If you are seeing a drop in income, shifting emphasis on certain aspects of your business may be important. While increasing the marketing budget may be necessary, perhaps what you need is an increase in technology to create systems that ultimately result in higher profits.
You may have to retrain yourself and employees to the new economy and way of doing things. You may even have to hire advisors. Loss in income makes small business owners want to store money, when what is really needed is to spend. Thoughtful investment into processes that will make your business better should be the number one priority.
If you have been working in a certain industry for a long period of time, this may be difficult. However, if your chosen industry is going down as a whole, a new market is required. Begin making efforts to shift your target market to attract new clients.
3. Protect Yourself First
I see many small business owners who risk everything to save their businesses. They deplete their savings accounts, borrow from friends and family, and get a second mortgage on a house. In the attempt to save their business, they put their families at risk.

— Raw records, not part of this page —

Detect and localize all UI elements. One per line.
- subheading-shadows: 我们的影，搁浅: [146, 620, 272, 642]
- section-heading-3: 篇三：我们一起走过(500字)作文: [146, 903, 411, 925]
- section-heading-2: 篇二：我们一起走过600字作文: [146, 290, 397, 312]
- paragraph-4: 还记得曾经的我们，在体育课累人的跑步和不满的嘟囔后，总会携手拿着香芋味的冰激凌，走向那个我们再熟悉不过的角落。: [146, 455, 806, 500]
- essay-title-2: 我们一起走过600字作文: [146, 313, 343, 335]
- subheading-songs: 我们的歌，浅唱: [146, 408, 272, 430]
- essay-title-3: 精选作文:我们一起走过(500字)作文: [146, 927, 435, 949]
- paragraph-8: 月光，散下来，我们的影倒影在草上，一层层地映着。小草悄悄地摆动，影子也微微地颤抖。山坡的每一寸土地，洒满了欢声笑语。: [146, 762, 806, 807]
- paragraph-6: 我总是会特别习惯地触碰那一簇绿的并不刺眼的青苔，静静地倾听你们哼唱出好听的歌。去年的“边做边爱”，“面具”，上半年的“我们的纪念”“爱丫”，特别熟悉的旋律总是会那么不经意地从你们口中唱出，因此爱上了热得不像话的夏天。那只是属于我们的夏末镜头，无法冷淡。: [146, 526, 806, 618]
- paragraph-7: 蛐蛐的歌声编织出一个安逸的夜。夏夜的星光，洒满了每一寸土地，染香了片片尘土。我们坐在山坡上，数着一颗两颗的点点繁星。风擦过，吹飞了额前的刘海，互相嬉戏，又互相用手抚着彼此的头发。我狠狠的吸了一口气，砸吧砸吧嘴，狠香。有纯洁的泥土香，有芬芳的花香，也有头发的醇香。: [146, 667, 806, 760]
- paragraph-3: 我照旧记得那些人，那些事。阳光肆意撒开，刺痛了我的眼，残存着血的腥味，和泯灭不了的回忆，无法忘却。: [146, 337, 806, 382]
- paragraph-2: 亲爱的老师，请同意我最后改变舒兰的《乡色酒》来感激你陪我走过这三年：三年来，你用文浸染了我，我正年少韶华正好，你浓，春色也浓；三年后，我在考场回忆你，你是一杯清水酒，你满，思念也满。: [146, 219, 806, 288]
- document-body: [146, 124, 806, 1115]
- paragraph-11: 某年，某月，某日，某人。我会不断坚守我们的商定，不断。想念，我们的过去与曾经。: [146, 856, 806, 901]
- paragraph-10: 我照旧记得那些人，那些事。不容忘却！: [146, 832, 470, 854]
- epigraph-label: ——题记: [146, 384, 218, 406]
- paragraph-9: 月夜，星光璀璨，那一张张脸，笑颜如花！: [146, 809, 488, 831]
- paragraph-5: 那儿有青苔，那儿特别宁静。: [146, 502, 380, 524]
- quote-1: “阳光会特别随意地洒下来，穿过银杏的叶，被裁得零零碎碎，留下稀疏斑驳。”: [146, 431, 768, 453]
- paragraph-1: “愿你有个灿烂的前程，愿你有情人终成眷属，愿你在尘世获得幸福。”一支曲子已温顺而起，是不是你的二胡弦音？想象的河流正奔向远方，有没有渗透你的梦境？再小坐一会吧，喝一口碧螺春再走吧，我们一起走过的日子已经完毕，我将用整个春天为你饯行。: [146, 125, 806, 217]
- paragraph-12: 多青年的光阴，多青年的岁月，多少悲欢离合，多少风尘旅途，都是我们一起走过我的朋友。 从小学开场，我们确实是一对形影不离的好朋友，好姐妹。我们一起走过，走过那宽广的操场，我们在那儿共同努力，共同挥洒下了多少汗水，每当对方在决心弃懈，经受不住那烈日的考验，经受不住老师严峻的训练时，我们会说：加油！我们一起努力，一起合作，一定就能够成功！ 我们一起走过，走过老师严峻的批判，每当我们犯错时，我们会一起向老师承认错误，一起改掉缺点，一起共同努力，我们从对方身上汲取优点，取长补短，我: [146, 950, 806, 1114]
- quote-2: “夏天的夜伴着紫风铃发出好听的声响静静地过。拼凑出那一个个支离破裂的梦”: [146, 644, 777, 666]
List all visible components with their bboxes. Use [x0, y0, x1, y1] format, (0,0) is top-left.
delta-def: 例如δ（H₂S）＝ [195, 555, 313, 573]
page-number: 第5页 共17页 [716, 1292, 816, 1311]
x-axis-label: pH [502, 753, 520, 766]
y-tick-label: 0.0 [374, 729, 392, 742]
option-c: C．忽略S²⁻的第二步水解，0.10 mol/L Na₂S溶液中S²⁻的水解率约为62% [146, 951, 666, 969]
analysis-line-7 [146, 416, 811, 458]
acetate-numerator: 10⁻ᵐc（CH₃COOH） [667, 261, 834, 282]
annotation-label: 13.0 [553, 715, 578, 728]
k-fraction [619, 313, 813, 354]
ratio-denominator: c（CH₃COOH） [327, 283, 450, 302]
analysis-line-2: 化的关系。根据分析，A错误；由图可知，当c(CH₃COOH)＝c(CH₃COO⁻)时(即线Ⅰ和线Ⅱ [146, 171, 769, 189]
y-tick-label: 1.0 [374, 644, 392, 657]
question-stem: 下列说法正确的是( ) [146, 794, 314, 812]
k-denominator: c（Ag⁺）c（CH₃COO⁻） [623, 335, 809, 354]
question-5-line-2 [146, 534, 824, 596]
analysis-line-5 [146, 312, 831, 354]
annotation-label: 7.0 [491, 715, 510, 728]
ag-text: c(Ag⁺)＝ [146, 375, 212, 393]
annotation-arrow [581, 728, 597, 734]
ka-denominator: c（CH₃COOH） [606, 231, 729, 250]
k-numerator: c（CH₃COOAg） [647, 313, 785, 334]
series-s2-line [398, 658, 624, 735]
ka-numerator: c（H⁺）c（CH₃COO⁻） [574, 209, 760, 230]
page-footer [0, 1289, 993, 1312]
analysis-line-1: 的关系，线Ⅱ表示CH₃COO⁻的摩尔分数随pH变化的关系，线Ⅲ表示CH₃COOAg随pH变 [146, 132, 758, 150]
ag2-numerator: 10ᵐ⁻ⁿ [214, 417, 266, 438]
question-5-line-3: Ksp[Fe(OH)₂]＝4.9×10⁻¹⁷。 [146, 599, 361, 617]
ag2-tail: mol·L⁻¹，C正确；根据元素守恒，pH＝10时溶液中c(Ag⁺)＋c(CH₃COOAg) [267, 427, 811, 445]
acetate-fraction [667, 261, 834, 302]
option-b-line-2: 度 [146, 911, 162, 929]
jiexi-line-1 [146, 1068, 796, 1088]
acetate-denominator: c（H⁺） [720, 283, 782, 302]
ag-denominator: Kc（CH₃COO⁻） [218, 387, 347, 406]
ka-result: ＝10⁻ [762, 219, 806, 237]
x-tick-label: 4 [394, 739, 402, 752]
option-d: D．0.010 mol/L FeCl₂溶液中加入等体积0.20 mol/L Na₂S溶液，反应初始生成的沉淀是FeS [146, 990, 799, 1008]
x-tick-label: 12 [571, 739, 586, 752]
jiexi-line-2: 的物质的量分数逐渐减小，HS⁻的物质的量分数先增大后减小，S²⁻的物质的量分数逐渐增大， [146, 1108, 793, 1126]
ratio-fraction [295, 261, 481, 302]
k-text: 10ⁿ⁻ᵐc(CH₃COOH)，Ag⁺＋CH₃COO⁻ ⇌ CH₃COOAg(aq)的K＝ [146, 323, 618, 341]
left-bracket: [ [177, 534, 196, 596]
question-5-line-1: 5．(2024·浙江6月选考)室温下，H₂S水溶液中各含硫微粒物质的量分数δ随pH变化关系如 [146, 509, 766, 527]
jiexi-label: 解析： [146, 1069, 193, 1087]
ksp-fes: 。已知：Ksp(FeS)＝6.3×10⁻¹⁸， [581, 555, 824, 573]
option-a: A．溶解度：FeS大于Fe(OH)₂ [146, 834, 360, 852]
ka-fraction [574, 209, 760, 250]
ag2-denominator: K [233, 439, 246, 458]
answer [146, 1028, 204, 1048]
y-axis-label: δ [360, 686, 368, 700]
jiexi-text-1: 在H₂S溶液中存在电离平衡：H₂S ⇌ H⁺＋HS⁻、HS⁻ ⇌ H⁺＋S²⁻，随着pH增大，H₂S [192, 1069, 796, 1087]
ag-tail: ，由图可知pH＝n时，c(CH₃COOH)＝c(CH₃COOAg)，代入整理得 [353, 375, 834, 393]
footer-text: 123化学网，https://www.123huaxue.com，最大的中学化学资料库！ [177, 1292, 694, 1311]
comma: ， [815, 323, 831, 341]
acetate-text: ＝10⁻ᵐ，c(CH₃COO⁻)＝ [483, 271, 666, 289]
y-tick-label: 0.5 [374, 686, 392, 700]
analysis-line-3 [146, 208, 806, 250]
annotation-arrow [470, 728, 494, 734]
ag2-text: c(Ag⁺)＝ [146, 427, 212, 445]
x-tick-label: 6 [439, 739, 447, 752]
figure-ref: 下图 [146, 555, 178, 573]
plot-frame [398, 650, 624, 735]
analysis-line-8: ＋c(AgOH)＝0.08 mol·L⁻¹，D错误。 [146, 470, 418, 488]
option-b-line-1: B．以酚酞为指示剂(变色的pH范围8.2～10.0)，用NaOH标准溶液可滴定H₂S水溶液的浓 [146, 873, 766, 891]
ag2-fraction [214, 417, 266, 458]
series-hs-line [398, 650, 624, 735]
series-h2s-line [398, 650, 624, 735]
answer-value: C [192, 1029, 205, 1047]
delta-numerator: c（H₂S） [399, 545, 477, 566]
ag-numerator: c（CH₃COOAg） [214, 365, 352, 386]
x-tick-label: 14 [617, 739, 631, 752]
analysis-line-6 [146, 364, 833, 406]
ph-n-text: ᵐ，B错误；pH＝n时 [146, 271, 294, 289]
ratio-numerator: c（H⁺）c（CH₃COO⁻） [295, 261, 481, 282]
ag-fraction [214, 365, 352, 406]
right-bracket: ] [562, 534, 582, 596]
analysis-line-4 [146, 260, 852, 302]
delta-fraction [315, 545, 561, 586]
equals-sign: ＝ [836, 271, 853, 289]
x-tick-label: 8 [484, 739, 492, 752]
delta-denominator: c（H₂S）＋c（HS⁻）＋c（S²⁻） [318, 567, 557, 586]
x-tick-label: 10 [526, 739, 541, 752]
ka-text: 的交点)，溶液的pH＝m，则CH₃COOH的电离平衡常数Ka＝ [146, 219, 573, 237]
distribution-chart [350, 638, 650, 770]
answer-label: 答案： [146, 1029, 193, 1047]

While I truly understand the need to save your baby (your dream), it’s not worth making your family homeless. I’ve seen too many business owners lose everything (I do mean everything) trying to save a business. It is just not worth it.
It doesn’t make you a failure if your business cannot survive its current form. You can always rebuild and rebrand. Sometimes, you just have to cut your losses and start over. That is okay. Many successful business owners have done the same. I had a client who had to shut his doors and eventually started a new business that was more profitable than the first. Create a line for yourself that you are not willing to cross no matter the state your business is in.
If your business is struggling, you can make the changes necessary to save it. In order to do so, you must be willing to open yourself up to new opportunities and seek help from others to guide you through the process.